Before, you'd have a "Search" option on each tab in the Photos app, but now, Search is ready for primetime with its very own dedicated "Search" tab at the bottom.
Search just doesn't get its own tab, it has improved capabilities. Foremost in the list of search enhancements is smart suggestions. Whenever you start typing into the search box, you'll immediately be shown results before you finish typing. These suggestions could be events, people, places, and relative dates.
While you could get text suggestions before, now you can actually see matching photos, moments, categories, memories, and places. And if after typing out your whole query you still can't find what you're looking for, search will suggest keywords that closely resemble what you typed to help you find related content.
While there was a little of this in Photos before, you can now accurately search for photos and videos that were taken in a specific place or business, such as "Starbucks," or more generally, "coffee shop."
It's not just places that have improved in search, you can now search for actual events, such as "Sundance Film Festival" or "Oddities and Curiosities Expo," or more generally, "film festival" or "expo."
You can also narrow down search results for one query by adding another keyword to the mix. For instance, you can search for butterflies at a local park or for specific locations that were outdoors instead of inside.
This one won't apply to all of you, but if you tend to import photos and videos from your DSLR so you can put them on Instagram, Snapchat, or wherever, the import screen has changed slightly. For instance, you can now choose what album to import photos and videos into or even create a new album, instead of just having them sent to their generic catch-all albums.

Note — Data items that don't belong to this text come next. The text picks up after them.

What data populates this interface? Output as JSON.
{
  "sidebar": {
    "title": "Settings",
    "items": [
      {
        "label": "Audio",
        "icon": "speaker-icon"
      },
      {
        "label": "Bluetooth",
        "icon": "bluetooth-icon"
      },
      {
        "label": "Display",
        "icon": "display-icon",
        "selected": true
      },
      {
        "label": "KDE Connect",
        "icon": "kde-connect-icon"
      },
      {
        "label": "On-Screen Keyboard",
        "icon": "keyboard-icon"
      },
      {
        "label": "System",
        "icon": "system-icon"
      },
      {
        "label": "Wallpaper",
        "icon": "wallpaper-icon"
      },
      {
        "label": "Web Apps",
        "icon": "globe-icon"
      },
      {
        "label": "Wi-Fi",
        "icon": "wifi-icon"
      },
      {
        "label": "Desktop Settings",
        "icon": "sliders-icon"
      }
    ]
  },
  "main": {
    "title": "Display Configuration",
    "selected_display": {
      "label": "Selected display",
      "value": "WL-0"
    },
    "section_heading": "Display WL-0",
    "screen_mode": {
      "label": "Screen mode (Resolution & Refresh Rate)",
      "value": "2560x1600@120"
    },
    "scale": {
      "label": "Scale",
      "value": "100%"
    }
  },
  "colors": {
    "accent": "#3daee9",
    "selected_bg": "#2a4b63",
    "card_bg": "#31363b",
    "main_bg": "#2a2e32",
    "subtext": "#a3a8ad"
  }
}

In earlier versions of the Photos app, when you viewed the "Album" tab, you would just see all of your albums — the ones you created yourself, the ones apps created for you, and the ones Apple gave you by default, such as "Places" and "Recently Deleted."

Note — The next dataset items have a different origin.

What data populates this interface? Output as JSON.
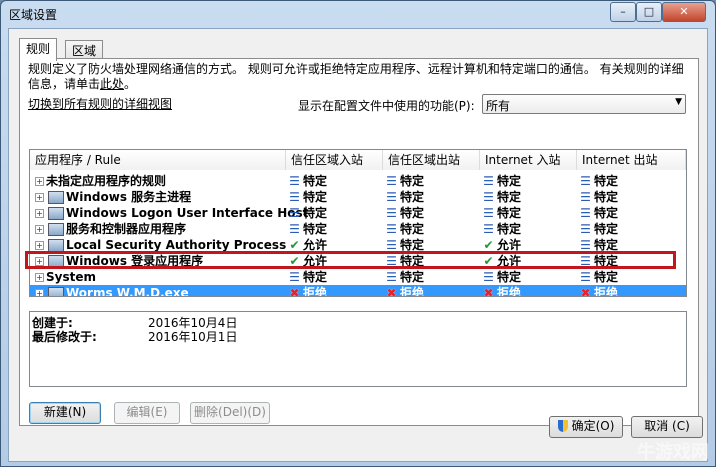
{
  "window": {
    "title": "区域设置",
    "controls": {
      "minimize": "–",
      "maximize": "□",
      "close": "✕"
    }
  },
  "tabs": [
    {
      "label": "规则",
      "active": true
    },
    {
      "label": "区域",
      "active": false
    }
  ],
  "description": {
    "text": "规则定义了防火墙处理网络通信的方式。 规则可允许或拒绝特定应用程序、远程计算机和特定端口的通信。 有关规则的详细信息，请单击",
    "link": "此处",
    "end": "。"
  },
  "detail_link": "切换到所有规则的详细视图",
  "filter": {
    "label": "显示在配置文件中使用的功能(P):",
    "value": "所有"
  },
  "columns": [
    "应用程序 / Rule",
    "信任区域入站",
    "信任区域出站",
    "Internet 入站",
    "Internet 出站"
  ],
  "rows": [
    {
      "name": "未指定应用程序的规则",
      "has_icon": false,
      "status": [
        [
          "specific",
          "特定"
        ],
        [
          "specific",
          "特定"
        ],
        [
          "specific",
          "特定"
        ],
        [
          "specific",
          "特定"
        ]
      ]
    },
    {
      "name": "Windows 服务主进程",
      "has_icon": true,
      "status": [
        [
          "specific",
          "特定"
        ],
        [
          "specific",
          "特定"
        ],
        [
          "specific",
          "特定"
        ],
        [
          "specific",
          "特定"
        ]
      ]
    },
    {
      "name": "Windows Logon User Interface Host",
      "has_icon": true,
      "status": [
        [
          "specific",
          "特定"
        ],
        [
          "specific",
          "特定"
        ],
        [
          "specific",
          "特定"
        ],
        [
          "specific",
          "特定"
        ]
      ]
    },
    {
      "name": "服务和控制器应用程序",
      "has_icon": true,
      "status": [
        [
          "specific",
          "特定"
        ],
        [
          "specific",
          "特定"
        ],
        [
          "specific",
          "特定"
        ],
        [
          "specific",
          "特定"
        ]
      ]
    },
    {
      "name": "Local Security Authority Process",
      "has_icon": true,
      "status": [
        [
          "allow",
          "允许"
        ],
        [
          "specific",
          "特定"
        ],
        [
          "allow",
          "允许"
        ],
        [
          "specific",
          "特定"
        ]
      ]
    },
    {
      "name": "Windows 登录应用程序",
      "has_icon": true,
      "status": [
        [
          "allow",
          "允许"
        ],
        [
          "specific",
          "特定"
        ],
        [
          "allow",
          "允许"
        ],
        [
          "specific",
          "特定"
        ]
      ]
    },
    {
      "name": "System",
      "has_icon": false,
      "status": [
        [
          "specific",
          "特定"
        ],
        [
          "specific",
          "特定"
        ],
        [
          "specific",
          "特定"
        ],
        [
          "specific",
          "特定"
        ]
      ]
    },
    {
      "name": "Worms W.M.D.exe",
      "has_icon": true,
      "selected": true,
      "status": [
        [
          "deny",
          "拒绝"
        ],
        [
          "deny",
          "拒绝"
        ],
        [
          "deny",
          "拒绝"
        ],
        [
          "deny",
          "拒绝"
        ]
      ]
    }
  ],
  "details": {
    "created_label": "创建于:",
    "created_value": "2016年10月4日",
    "modified_label": "最后修改于:",
    "modified_value": "2016年10月1日"
  },
  "buttons": {
    "new": "新建(N)",
    "edit": "编辑(E)",
    "delete": "删除(Del)(D)",
    "ok": "确定(O)",
    "cancel": "取消 (C)"
  },
  "watermark": "牛游戏网",
  "icons": {
    "specific": "lines-icon",
    "allow": "check-icon",
    "deny": "x-icon"
  },
  "colors": {
    "selection": "#3399ff",
    "highlight_box": "#c0161d",
    "allow": "#1e9c2c",
    "deny": "#d3262b",
    "specific": "#2a5db0"
  }
}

Now, in iOS 12, you see all of the albums created by you or third-party apps under My Albums, as well as a People & Places section which shows two albums, one for each topic. However, there are no longer any albums for things like "Live Photos," "Bursts" or "Screenshots." Instead, they are listed as quick links under a new Media Types heading. Below that, there's a new Other Albums heading which houses links to your import history, hidden pics, and deleted files.
While the following new features aren't specifically found in the Photos app, they are related nonetheless, so worth mentioning.
- The Camera Button in Messages Just Opens Camera: For almost 10 years, the camera button in Messages has had double-duty, housing options to both open the camera and display your photo library. Now, it just opens the camera for new photos and videos.
- Photos Has Its Own iMessage App Now: If the camera button only opens the camera now, how do you find your photo library in Messages? Well, your photos now lie in their own Photos iMessage app inside Messages, which makes a lot more sense.
- There Are New Snapchat-Like Camera Effects in Messages: Previously, in order to add stickers, camera effects, etc. to your photos, you'd have to resort to third-party apps like Instagram and Snapchat. Now, in iOS 12, you can add crazy filters, effects, stickers, shapes, text, and more to your photos directly from the Messages app. There is one downside, though: You can only apply these camera effects to photos taken in the Messages app using the camera button — not ones that are already in the Photos app. You can, however, take a new photo or video this way, then after you send it in a message thread, you can save it to your Camera Roll album from there.
One thing that is sorely missing from Photos for iPhone right now is RAW support. While you can import RAW files into the Photos app and edit them, you still can't take them using the stock Camera app, which means you have to rely on third-party apps or a DSRL camera to even take RAW files.